Ne supprimez pas une facture pour la recréer avec le même numéro. Une correction passe par les mécanismes de rectification ou d'avoir adaptés. Si la date du fait générateur ou le traitement d'un acompte crée un doute, demandez une confirmation écrite à votre SIE ou à votre expert-comptable avant d'émettre le document.

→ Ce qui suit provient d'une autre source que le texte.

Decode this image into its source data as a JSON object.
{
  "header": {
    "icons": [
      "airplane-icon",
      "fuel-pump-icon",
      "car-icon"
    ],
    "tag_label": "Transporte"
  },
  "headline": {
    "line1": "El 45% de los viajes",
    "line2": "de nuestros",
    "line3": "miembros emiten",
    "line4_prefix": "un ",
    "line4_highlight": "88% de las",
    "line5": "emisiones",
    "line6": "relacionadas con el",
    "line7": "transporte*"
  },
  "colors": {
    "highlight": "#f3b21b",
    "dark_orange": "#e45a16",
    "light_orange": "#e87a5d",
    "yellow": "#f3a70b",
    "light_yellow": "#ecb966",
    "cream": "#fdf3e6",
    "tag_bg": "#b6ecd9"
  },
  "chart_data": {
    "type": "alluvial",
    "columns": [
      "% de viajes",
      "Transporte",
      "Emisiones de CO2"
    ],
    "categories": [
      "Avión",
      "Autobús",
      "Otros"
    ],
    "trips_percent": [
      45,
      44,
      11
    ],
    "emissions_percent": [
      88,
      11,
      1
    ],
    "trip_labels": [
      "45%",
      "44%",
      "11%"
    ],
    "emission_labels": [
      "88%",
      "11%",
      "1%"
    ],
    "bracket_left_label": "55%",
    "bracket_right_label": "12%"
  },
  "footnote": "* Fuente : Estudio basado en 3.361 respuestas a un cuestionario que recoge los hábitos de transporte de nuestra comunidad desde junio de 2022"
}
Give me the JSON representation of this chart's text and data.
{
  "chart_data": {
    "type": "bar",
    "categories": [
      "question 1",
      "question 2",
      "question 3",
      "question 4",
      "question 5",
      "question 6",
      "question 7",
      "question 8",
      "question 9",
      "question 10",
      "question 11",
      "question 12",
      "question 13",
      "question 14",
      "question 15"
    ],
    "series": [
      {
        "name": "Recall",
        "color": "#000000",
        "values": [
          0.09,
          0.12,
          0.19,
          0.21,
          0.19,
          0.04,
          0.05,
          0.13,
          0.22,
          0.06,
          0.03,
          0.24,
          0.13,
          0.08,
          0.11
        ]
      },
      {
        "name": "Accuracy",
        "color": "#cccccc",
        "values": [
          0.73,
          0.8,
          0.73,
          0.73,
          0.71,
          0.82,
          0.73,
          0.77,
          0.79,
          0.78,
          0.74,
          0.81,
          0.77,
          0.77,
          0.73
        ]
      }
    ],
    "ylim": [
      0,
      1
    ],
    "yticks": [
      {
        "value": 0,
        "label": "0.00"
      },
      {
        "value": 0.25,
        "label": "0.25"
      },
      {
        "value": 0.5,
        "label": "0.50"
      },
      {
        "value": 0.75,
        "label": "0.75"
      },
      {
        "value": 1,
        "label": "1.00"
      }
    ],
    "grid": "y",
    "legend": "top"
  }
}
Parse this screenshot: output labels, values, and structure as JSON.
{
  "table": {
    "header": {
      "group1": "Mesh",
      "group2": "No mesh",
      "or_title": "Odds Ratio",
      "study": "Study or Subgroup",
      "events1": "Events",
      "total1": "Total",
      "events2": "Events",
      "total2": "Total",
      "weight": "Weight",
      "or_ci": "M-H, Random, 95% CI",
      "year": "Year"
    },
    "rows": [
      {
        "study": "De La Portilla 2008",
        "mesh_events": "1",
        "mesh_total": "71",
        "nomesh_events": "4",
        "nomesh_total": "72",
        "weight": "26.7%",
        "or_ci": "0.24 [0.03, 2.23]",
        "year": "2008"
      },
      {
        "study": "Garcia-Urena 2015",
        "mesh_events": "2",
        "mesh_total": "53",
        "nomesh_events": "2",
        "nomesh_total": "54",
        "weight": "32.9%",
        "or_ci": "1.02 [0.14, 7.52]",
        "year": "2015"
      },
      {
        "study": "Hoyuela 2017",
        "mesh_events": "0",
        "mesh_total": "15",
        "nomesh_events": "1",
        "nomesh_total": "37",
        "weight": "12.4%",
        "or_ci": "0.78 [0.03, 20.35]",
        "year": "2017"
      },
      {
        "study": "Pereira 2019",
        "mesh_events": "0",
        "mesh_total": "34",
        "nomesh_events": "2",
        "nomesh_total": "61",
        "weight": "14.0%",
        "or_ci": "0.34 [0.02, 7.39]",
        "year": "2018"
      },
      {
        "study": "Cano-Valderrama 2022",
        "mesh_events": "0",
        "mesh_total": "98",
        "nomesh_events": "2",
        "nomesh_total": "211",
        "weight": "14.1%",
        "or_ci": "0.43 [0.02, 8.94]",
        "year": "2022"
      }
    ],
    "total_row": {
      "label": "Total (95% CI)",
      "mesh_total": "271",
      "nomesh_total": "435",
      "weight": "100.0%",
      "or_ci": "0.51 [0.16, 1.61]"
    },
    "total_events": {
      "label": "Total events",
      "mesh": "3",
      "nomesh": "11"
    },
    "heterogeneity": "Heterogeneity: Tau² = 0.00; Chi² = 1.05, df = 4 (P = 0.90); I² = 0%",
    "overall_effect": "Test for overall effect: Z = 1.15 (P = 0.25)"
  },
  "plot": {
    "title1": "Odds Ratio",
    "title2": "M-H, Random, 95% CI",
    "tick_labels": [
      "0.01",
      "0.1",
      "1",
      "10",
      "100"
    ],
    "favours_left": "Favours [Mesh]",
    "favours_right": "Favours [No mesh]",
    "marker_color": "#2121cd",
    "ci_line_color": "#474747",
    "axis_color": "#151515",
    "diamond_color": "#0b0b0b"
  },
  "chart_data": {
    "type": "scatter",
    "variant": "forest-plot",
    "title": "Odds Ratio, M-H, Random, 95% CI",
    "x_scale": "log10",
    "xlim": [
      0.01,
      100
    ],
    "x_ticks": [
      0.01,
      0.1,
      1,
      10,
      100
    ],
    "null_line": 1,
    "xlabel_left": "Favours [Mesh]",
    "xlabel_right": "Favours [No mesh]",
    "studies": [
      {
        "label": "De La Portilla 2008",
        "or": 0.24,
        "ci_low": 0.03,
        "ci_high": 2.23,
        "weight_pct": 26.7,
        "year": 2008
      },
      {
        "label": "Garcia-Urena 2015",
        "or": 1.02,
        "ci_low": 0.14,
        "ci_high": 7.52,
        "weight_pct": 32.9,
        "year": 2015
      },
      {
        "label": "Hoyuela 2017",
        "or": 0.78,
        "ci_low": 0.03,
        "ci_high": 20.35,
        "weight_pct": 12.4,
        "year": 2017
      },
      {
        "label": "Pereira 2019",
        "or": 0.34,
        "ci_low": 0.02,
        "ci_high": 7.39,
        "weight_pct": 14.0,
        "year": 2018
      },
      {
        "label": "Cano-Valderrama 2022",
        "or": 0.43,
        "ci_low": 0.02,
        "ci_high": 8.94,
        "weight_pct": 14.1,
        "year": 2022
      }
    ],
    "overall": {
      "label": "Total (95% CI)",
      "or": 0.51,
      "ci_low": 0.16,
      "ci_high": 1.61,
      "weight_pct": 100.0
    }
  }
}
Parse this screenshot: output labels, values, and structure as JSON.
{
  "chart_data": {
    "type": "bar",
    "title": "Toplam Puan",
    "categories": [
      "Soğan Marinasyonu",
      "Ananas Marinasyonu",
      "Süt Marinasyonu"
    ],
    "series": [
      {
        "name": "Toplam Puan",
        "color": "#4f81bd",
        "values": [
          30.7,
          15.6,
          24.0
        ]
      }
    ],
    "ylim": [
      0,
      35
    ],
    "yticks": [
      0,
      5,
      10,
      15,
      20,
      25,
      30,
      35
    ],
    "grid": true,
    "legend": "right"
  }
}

Passer de la mention 293 B à la TVA sans casser sa facturation
Le changement de régime fiscal ne justifie pas de redémarrer à la facture numéro 1. La numérotation doit rester unique, chronologique et continue. Si la facture 2026-184 est la dernière émise sous franchise, la suivante reste 2026-185, avec le traitement de TVA correspondant à la date de l'opération.
Le basculement porte sur les paramètres fiscaux : retrait de la mention 293 B, activation de la TVA applicable et mise à jour des données structurées. Pour une course relevant du transport de personnes, le taux généralement applicable est de 10 %, sous réserve des conditions détaillées dans notre article canonique sur la TVA VTC. Le présent guide ne traite pas les taux selon la nature d'une prestation.
Votre circuit électronique reste identique. Le code de franchise disparaît des nouvelles factures et les données de TVA deviennent renseignées. Conservez les anciennes factures dans leur état d'origine.
Checklist franchise TVA avant 2026 et 2027
- Choisissez une plateforme agréée ou vérifiez comment votre logiciel s'y connecte pour recevoir vos factures depuis le 1er septembre 2026.
- Vérifiez sur une facture test la mention « TVA non applicable, article 293 B du CGI » et son traitement structuré.
- Suivez votre chiffre d'affaires cumulé sans attendre la déclaration mensuelle ou trimestrielle.
- Créez une alerte avant 37 500 euros, puis une alerte renforcée avant 41 250 euros.
- Documentez la procédure de bascule : contact du SIE, paramétrage du logiciel, TVA, avoirs et factures rectificatives.
- Préparez avant le 1er septembre 2027 l'émission B2B et le e-reporting de vos courses aux particuliers.
- Gardez séparées vos obligations fiscales, sociales et comptables. Notre guide URSSAF pour chauffeur VTC couvre les cotisations, pas la TVA.
La fonctionnalité de facturation électronique permet d'anticiper le circuit sans attendre d'approcher le plafond. L'enjeu est de pouvoir changer de régime au bon moment sans perdre la continuité de vos factures.
Questions fréquentes
Un auto-entrepreneur VTC sans TVA doit-il recevoir des factures électroniques en 2026 ?
Oui. Toutes les entreprises assujetties, y compris celles en franchise en base, doivent pouvoir recevoir des factures électroniques à compter du 1er septembre 2026. Cette obligation ne dépend ni du montant de votre chiffre d'affaires, ni du fait que vous collectiez la TVA.
Dois-je retirer la mention 293 B à cause de Factur-X ?
Non. Vous devez la conserver tant que vous bénéficiez de la franchise. Dans une facture Factur-X, la représentation lisible porte la mention et le fichier XML traduit également le régime sous forme structurée. C'est le paramétrage fiscal de votre solution qui doit produire ces éléments.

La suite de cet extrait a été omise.